Abdurrahman Dilipak
Dün İstanbul’da İSEDAK, İslam İşbirliği Teşkilatı Ekonomik ve Ticari İşbirliği Daimi Komitesi’nin toplantısı vardı. İSEDAK 1981 yılında 3. İslam Zirvesinde alınan karar üzerine kurulmuştu. İlk toplantının yapıldığı 1984 yılından beri her sene toplanmaktadır. Komite bugüne kadar 34 toplantı yaptı.
Erdoğan bu toplantıdan sonra 30 Kasım-1 Aralık’ta Arjantin’de, Buenos Aires’teki G20 Zirvesi’ne katıldıktan sonra, 2-3 Aralık 2018 tarihlerinde de Paraguay ve Venezuela’yı ziyaret edecek.
Erdoğan İSEDAK konferansında yaptığı konuşmada, Filistin davasına özel bir yer ayırdı.
“Filistinliler davalarına sahip çıktıkça kimse Filistin’i yok edemeyecektir. Hiçbir zulüm, hiçbir baskı Filistinlilerin gönlündeki hürriyet ateşini söndürmeye yetmeyecektir” dedi ve 1. Dünya savaşına atıf yaparak, “Bir damla kan ve bir damla petrol” anlayışı ile dünyanın kan gölüne çevrildiğini söyledi ve “Kendi tarihlerimizi oryantalistlerin anlattıkları şekilde ele almak bizi parçalamak isteyenlerin işine yarayacaktır” dedi.

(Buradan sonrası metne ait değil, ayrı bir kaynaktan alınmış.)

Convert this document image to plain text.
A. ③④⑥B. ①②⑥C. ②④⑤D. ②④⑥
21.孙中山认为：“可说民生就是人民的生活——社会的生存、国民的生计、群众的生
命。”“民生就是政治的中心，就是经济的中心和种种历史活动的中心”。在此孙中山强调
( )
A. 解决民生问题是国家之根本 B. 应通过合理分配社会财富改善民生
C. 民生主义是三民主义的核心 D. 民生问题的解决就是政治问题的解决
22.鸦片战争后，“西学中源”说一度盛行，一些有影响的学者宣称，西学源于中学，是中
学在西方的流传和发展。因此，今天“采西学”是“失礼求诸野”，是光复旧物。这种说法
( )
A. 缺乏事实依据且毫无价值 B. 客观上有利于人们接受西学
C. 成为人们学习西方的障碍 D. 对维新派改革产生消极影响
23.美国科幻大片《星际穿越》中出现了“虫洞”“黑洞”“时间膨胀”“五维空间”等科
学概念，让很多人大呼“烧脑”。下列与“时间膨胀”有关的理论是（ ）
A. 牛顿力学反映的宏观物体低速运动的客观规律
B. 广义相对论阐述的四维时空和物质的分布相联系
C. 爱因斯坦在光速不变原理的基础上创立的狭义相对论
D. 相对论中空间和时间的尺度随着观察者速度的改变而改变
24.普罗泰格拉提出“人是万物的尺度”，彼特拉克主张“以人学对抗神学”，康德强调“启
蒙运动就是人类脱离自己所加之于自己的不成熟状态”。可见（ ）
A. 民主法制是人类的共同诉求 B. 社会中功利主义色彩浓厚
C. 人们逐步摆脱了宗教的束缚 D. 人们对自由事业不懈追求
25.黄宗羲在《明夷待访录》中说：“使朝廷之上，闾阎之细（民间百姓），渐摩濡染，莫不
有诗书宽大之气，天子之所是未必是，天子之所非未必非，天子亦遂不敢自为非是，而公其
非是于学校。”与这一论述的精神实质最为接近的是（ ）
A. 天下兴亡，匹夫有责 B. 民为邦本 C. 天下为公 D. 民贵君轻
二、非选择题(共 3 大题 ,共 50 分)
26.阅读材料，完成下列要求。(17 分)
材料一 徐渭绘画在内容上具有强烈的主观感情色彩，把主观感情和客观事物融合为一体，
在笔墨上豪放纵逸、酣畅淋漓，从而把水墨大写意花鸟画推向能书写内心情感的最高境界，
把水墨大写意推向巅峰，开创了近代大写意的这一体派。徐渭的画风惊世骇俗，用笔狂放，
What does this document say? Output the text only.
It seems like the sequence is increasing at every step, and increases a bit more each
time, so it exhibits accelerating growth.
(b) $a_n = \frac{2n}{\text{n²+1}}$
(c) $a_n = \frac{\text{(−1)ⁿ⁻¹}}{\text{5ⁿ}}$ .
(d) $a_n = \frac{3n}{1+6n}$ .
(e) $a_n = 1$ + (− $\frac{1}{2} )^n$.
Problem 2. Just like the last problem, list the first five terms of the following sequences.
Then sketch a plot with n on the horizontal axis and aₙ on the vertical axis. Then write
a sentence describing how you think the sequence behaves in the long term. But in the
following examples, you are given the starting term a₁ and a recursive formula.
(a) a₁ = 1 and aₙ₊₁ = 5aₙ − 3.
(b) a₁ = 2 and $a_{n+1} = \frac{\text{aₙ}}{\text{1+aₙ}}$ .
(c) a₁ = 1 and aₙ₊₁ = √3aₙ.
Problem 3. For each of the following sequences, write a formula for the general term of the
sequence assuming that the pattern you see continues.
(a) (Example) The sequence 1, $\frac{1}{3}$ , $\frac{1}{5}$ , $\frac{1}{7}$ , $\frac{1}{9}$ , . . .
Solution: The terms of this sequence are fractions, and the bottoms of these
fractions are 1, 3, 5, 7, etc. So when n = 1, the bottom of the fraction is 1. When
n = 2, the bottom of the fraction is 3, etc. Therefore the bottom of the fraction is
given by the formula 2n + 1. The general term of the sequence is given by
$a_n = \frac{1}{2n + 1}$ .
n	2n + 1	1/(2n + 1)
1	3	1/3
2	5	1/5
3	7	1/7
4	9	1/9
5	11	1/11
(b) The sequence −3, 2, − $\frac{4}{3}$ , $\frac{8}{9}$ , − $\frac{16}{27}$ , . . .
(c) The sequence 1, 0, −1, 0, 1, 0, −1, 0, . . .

Erdoğan’ın şu ifadelerinin de altının çizilmesi gerekir: “Onlar farklı dayanışmalarla birlikteliklerini perçinlerken biz hâlâ parçalanıp, bölünüyoruz. Filistin’den Suriye’ye, Yemen’e kadar yaşanan olayların arkasında büyük savaşın ardından yapılan dizayn vardır. Bugün milyonlar aç, açık yaşıyorsa, bunun sorumlusunu farklı yerlerde aramaya gerek yok. Sorumlusu biziz, yani Müslümanlar, sözde Müslümanlar!”Buradaki “Sözde Müslümanlar” vurgusu da ayrıca dikkat çekici bir vurgu!
Erdoğan’ın konuşmasında, “Müslümanlar olarak yapmamız gereken nedir?” sorusuna verdiği cevap şöyle: “Maziden, tarihten ilham alarak, aydınlık geleceği gerçekleştirmeliyiz. Gönüllerimize yeni hudutlar, yeni duvarlar örmemeliyiz. Bizi birbirimize kırdıranların oyunlarına gelmemeliyiz. Birinci Dünya Savaşı sonrası bize zerk edilen hastalıkların başında ırkçılık ve mezhepçilik geliyor. Kişinin meşrebini dininin önüne koyması hatta mezhebini dinleştirmesinin İslam’da asla yeri yoktur. Bizim inancımıza göre aynı kıbleye yönelen, aynı ilaha, aynı peygambere, aynı mukaddes kitaba inanan herkes, bizim din kardeşimizdir” dedi.
Evet, “Kapısını çaldığımız uluslararası kuruluşlar bizi hayal kırıklığına uğratmadı mı? Biz onlardan daha ne bekliyoruz? Onlar bizim hayrımıza hiçbir zaman çalışmayacaklar.”Aslında bu ifadeler, biraz da sanki G20 toplantısına katılacak liderlere bir göndermeydi..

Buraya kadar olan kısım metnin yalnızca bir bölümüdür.